How to Make Text in a UIVisualEffectView Readable on Any Background

Whatever your personal feelings about blurred backgrounds (I happen to like them a lot, in general), there’s no denying it fits the current Apple aesthetic. Ideally, blur and vibrancy add a subtle liveliness to the UI.

Unfortunately, as we recently discovered, they can also make your text unreadable.

Wanting to add a little polish to a utilitarian data display that floats over user content, we decided to add a blur effect.

Here’s the code:

// blur
UIBlurEffect *blurEffect = [UIBlurEffect effectWithStyle:UIBlurEffectStyleLight];
UIVisualEffectView *blurView = [[UIVisualEffectView alloc] initWithEffect:blurEffect];
blurView.clipsToBounds = YES;
blurView.layer.borderColor = [[UIColor blackColor] colorWithAlphaComponent:0.4f].CGColor;
blurView.layer.borderWidth = 1.0;
blurView.layer.cornerRadius = 6.0;

// label
UILabel *label = [[UILabel alloc] init];
label.textColor = [UIColor colorWithWhite:0.4f alpha:1.0f];

// add the label to effect view
[blurView.contentView addSubview:label];

And here’s the result:

Original, legible.

This was all well and good until we opened a document with a black background.

Original on black

Right!
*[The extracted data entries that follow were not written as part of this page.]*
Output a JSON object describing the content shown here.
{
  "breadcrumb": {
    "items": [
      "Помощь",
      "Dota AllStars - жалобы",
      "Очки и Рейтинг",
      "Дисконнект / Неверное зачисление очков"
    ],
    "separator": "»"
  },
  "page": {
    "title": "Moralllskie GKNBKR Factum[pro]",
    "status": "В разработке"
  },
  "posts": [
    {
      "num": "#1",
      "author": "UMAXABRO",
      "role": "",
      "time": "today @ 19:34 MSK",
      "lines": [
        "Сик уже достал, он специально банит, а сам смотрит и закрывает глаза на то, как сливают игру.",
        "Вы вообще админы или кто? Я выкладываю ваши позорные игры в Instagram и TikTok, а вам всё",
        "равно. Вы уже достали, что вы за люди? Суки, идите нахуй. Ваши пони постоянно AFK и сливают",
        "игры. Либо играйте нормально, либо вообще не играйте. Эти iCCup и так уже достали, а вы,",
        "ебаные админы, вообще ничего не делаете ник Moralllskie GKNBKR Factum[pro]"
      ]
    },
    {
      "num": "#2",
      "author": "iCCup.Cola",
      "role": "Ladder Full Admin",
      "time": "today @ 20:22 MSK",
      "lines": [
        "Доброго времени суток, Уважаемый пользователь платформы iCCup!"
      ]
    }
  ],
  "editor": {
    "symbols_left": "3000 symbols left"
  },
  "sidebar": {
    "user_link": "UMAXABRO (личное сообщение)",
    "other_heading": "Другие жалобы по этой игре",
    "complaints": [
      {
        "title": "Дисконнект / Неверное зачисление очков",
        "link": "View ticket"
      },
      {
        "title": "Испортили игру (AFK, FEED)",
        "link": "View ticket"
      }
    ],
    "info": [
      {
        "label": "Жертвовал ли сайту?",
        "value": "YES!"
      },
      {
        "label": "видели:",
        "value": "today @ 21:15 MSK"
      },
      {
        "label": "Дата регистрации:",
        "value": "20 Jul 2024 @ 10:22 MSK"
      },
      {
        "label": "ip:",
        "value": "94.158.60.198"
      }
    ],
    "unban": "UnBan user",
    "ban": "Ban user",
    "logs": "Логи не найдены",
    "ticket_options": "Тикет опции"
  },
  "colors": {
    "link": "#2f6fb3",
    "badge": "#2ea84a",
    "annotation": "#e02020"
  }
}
We forgot the vibrancy! Vibrancy magically makes everything legible on blur, right? You do have to add a whole extra view (and be careful to create it properly from the blur effect), but the code really isn’t bad:

// blur
UIBlurEffect *blurEffect = [UIBlurEffect effectWithStyle:UIBlurEffectStyleLight];  // or UIBlurEffectStyleDark
UIVisualEffectView *blurView = [[UIVisualEffectView alloc] initWithEffect:blurEffect];
blurView.clipsToBounds = YES;
blurView.layer.borderColor = [[UIColor blackColor] colorWithAlphaComponent:0.4f].CGColor;
blurView.layer.borderWidth = 1.0;
blurView.layer.cornerRadius = 6.0;

// vibrancy
UIVibrancyEffect *vibrancyEffect = [UIVibrancyEffect effectForBlurEffect:blurEffect];
UIVisualEffectView *vibrancyView = [[UIVisualEffectView alloc] initWithEffect:vibrancyEffect];
[blurView addSubview:vibrancyView];

// label
UILabel *label = [[UILabel alloc] init];
// text color doesn’t matter when it’s vibrant

// make sure to add the label to the vibrancy effect view now, not the blur view
[vibrancyView.contentView addSubview:label];

This definitely looked better:

Vibrant, on black.

I was quite pleased with this until I opened the document with the white background again…

Vibrant, on white

It was now obvious that we couldn’t win. Even if we analyzed the background color and dynamically choose UIBlurEffectStyleLight or UIBlurEffectStyleDark, it was easy to create a document that would defeat either option.

Vibrant on black and white, two options.

On the cusp of giving up and reverting to the boring opaque white background we’ve always used in these situations before, rereading Eric D. Kennedy’s excellent synopsis of methods for overlaying text on images prompted an idea.

Not vibrant on all

It’s a stunningly simple fix. Just set the background color of the UIVisualEffectView (the view itself, not the contentView) to a partially opaque white. And, crucially, skip the vibrancy effect for the text. (As an extra flourish, make the text color black with 70% opacity so the background can show through just a little. And we made the border color black at 40% opacity so it doesn’t compete with the text, which is what you’ve seen in all these examples, but wasn’t something we hit upon until the end.)

// blur
UIBlurEffect *blurEffect = [UIBlurEffect effectWithStyle:UIBlurEffectStyleLight];
UIVisualEffectView *blurView = [[UIVisualEffectView alloc] initWithEffect:blurEffect];
blurView.backgroundColor = [[UIColor whiteColor] colorWithAlphaComponent:0.60];
blurView.clipsToBounds = YES;
blurView.layer.borderColor = [[UIColor blackColor] colorWithAlphaComponent:0.4f].CGColor;
blurView.layer.borderWidth = 1.0;
blurView.layer.cornerRadius = 6.0;

// label
UILabel *label = [[UILabel alloc] init];
label.textColor = [[UIColor blackColor] colorWithAlphaComponent:0.7f];
[label sizeToFit];

// add the label to effect view
[blurView.contentView addSubview:label];

It’s worth noting that the result is a lot subtler than vibrancy on well-behaved, colorful documents (vibrancy on the left, our partial-white solution on the right):

Colors vibrant and not.

It might even be boring. But the blur definitely adds a little something and the text is way more legible.

In sum, be cautious when using UIVisualEffectsViews over backgrounds you don’t control, but don’t despair. Adding a semi-opaque background color to the effect view might be all you need to get legible text you can count on.